Se questo non bastasse, il project management applicato alla traduzione non ha niente in comune con il vero project management e, infatti, i project manager di settore in possesso di una certificazione PMI si contano sulle dita di una mano.

La presunta, e a lungo vantata, peculiarità della traduzione, insieme al totale rifiuto di una visione autenticamente imprenditoriale, a dispetto dell’ossessione per le tariffe e le relative discussioni, è uno dei motivi per cui i TMS sono lontani dai WFMS e da qualunque altro sistema ERP.

Per consentire agli utenti di trovare sempre la soluzione migliore e le risorse più adatte nel minor tempo possibile, un TMS dovrebbe innanzitutto essere una piattaforma per la raccolta e la centralizzazione dei dati linguistici e operativi. Un TMS dovrebbe permettere agli utenti di fare a meno di intermediari, mettendo in condizione allo stesso tempo i project manager di selezionare le migliori risorse e pianificare e gestire al meglio le attività. Un TMS dovrebbe permettere anche di ottimizzare i processi e, di conseguenza, ridurre costi e tempi.

Ecco perché, il modello universale di processo adottato da tutti i TMS è quanto meno banale. I clienti, invece, dovrebbero essere in grado di modellare il loro workflow per poter controllare il livello di intervento umano necessario.

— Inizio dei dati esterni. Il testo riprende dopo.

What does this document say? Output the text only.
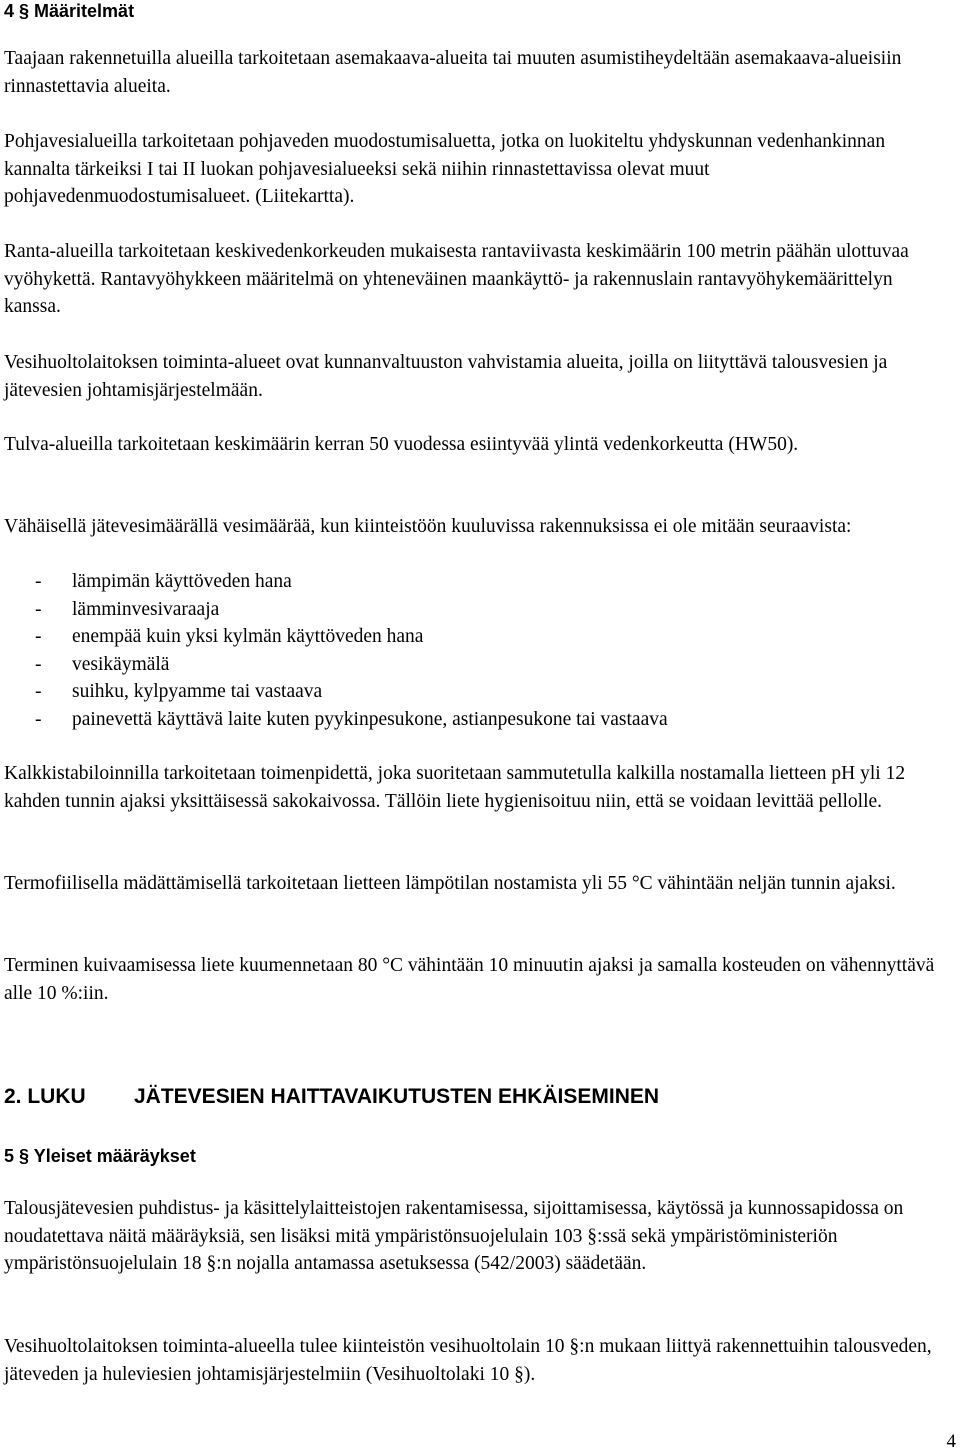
4 § Määritelmät

Taajaan rakennetuilla alueilla tarkoitetaan asemakaava-alueita tai muuten asumistiheydeltään asemakaava-alueisiin rinnastettavia alueita.

Pohjavesialueilla tarkoitetaan pohjaveden muodostumisaluetta, jotka on luokiteltu yhdyskunnan vedenhankinnan kannalta tärkeiksi I tai II luokan pohjavesialueeksi sekä niihin rinnastettavissa olevat muut pohjavedenmuodostumisalueet. (Liitekartta).

Ranta-alueilla tarkoitetaan keskivedenkorkeuden mukaisesta rantaviivasta keskimäärin 100 metrin päähän ulottuvaa vyöhykettä. Rantavyöhykkeen määritelmä on yhteneväinen maankäyttö- ja rakennuslain rantavyöhykemäärittelyn kanssa.

Vesihuoltolaitoksen toiminta-alueet ovat kunnanvaltuuston vahvistamia alueita, joilla on liityttävä talousvesien ja jätevesien johtamisjärjestelmään.

Tulva-alueilla tarkoitetaan keskimäärin kerran 50 vuodessa esiintyvää ylintä vedenkorkeutta (HW50).

Vähäisellä jätevesimäärällä vesimäärää, kun kiinteistöön kuuluvissa rakennuksissa ei ole mitään seuraavista:

- lämpimän käyttöveden hana
- lämminvesivaraaja
- enempää kuin yksi kylmän käyttöveden hana
- vesikäymälä
- suihku, kylpyamme tai vastaava
- painevettä käyttävä laite kuten pyykinpesukone, astianpesukone tai vastaava

Kalkkistabiloinnilla tarkoitetaan toimenpidettä, joka suoritetaan sammutetulla kalkilla nostamalla lietteen pH yli 12 kahden tunnin ajaksi yksittäisessä sakokaivossa. Tällöin liete hygienisoituu niin, että se voidaan levittää pellolle.

Termofiilisella mädättämisellä tarkoitetaan lietteen lämpötilan nostamista yli 55 °C vähintään neljän tunnin ajaksi.

Terminen kuivaamisessa liete kuumennetaan 80 °C vähintään 10 minuutin ajaksi ja samalla kosteuden on vähennyttävä alle 10 %:iin.

2. LUKU JÄTEVESIEN HAITTAVAIKUTUSTEN EHKÄISEMINEN
5 § Yleiset määräykset

Talousjätevesien puhdistus- ja käsittelylaitteistojen rakentamisessa, sijoittamisessa, käytössä ja kunnossapidossa on noudatettava näitä määräyksiä, sen lisäksi mitä ympäristönsuojelulain 103 §:ssä sekä ympäristöministeriön ympäristönsuojelulain 18 §:n nojalla antamassa asetuksessa (542/2003) säädetään.

Vesihuoltolaitoksen toiminta-alueella tulee kiinteistön vesihuoltolain 10 §:n mukaan liittyä rakennettuihin talousveden, jäteveden ja huleviesien johtamisjärjestelmiin (Vesihuoltolaki 10 §).

4
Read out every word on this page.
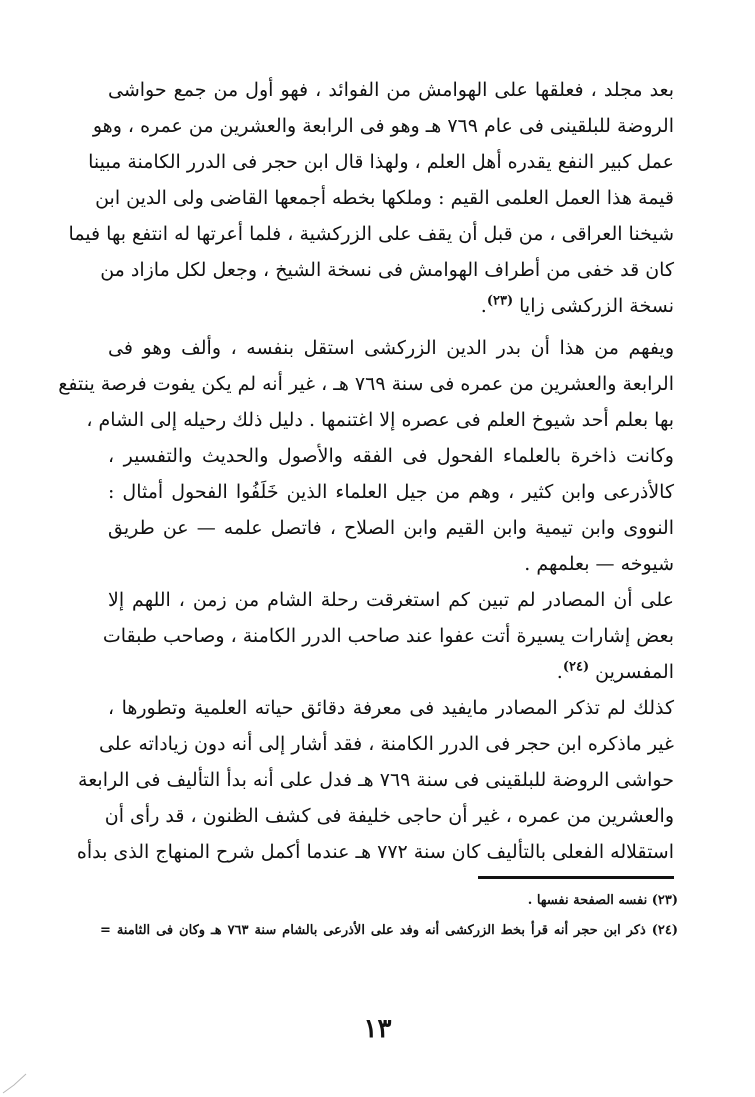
بعد مجلد ، فعلقها على الهوامش من الفوائد ، فهو أول من جمع حواشى
الروضة للبلقينى فى عام ٧٦٩ هـ وهو فى الرابعة والعشرين من عمره ، وهو
عمل كبير النفع يقدره أهل العلم ، ولهذا قال ابن حجر فى الدرر الكامنة مبينا
قيمة هذا العمل العلمى القيم : وملكها بخطه أجمعها القاضى ولى الدين ابن
شيخنا العراقى ، من قبل أن يقف على الزركشية ، فلما أعرتها له انتفع بها فيما
كان قد خفى من أطراف الهوامش فى نسخة الشيخ ، وجعل لكل مازاد من
نسخة الزركشى زايا $^{(٢٣)}$.
ويفهم من هذا أن بدر الدين الزركشى استقل بنفسه ، وألف وهو فى
الرابعة والعشرين من عمره فى سنة ٧٦٩ هـ ، غير أنه لم يكن يفوت فرصة ينتفع
بها بعلم أحد شيوخ العلم فى عصره إلا اغتنمها . دليل ذلك رحيله إلى الشام ،
وكانت ذاخرة بالعلماء الفحول فى الفقه والأصول والحديث والتفسير ،
كالأذرعى وابن كثير ، وهم من جيل العلماء الذين خَلَفُوا الفحول أمثال :
النووى وابن تيمية وابن القيم وابن الصلاح ، فاتصل علمه — عن طريق
شيوخه — بعلمهم .
على أن المصادر لم تبين كم استغرقت رحلة الشام من زمن ، اللهم إلا
بعض إشارات يسيرة أتت عفوا عند صاحب الدرر الكامنة ، وصاحب طبقات
المفسرين $^{(٢٤)}$.
كذلك لم تذكر المصادر مايفيد فى معرفة دقائق حياته العلمية وتطورها ،
غير ماذكره ابن حجر فى الدرر الكامنة ، فقد أشار إلى أنه دون زياداته على
حواشى الروضة للبلقينى فى سنة ٧٦٩ هـ فدل على أنه بدأ التأليف فى الرابعة
والعشرين من عمره ، غير أن حاجى خليفة فى كشف الظنون ، قد رأى أن
استقلاله الفعلى بالتأليف كان سنة ٧٧٢ هـ عندما أكمل شرح المنهاج الذى بدأه
(٢٣) نفسه الصفحة نفسها .
(٢٤) ذكر ابن حجر أنه قرأ بخط الزركشى أنه وفد على الأذرعى بالشام سنة ٧٦٣ هـ وكان فى الثامنة =
١٣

E pensare che l’impatto di un TMS potrebbe essere enorme se si potessero implementare processi più snelli e non seriali tali da consentire anche una vera collaborazione, ma, per le stesse ragioni per cui nessun TMS permette di modellare un processo, questa è ancora di là da venire.

Infine, quasi tutti i TMS hanno già migrato nel cloud; tuttavia, se anche permette di ridurre le spese in conto capitale e favorire la generale rapidità e facilità di gestione, il modello SaaS presenta alcuni gravi inconvenienti dovuti a minore flessibilità ed elevati costi di integrazione. Ovviamente, le caratteristiche offerte dai vari TMS dipendono dal livello di sofisticazione, ma la complessità tecnica dei più preclude l’adozione dei più avanzati dalla maggior parte degli LSPs e di molti clienti.

Insomma, i TMS potevano essere lo strumento giusto per modificare i rapporti di forza nel settore, ma alla fine sono solo l’ennesima occasione sprecata. Almeno fin qui.


* È indegno di uomini eccellenti perdere ore come schiavi faticando su calcoli che si potrebbero tranquillamente affidare a chicchessia se si usassero le macchine.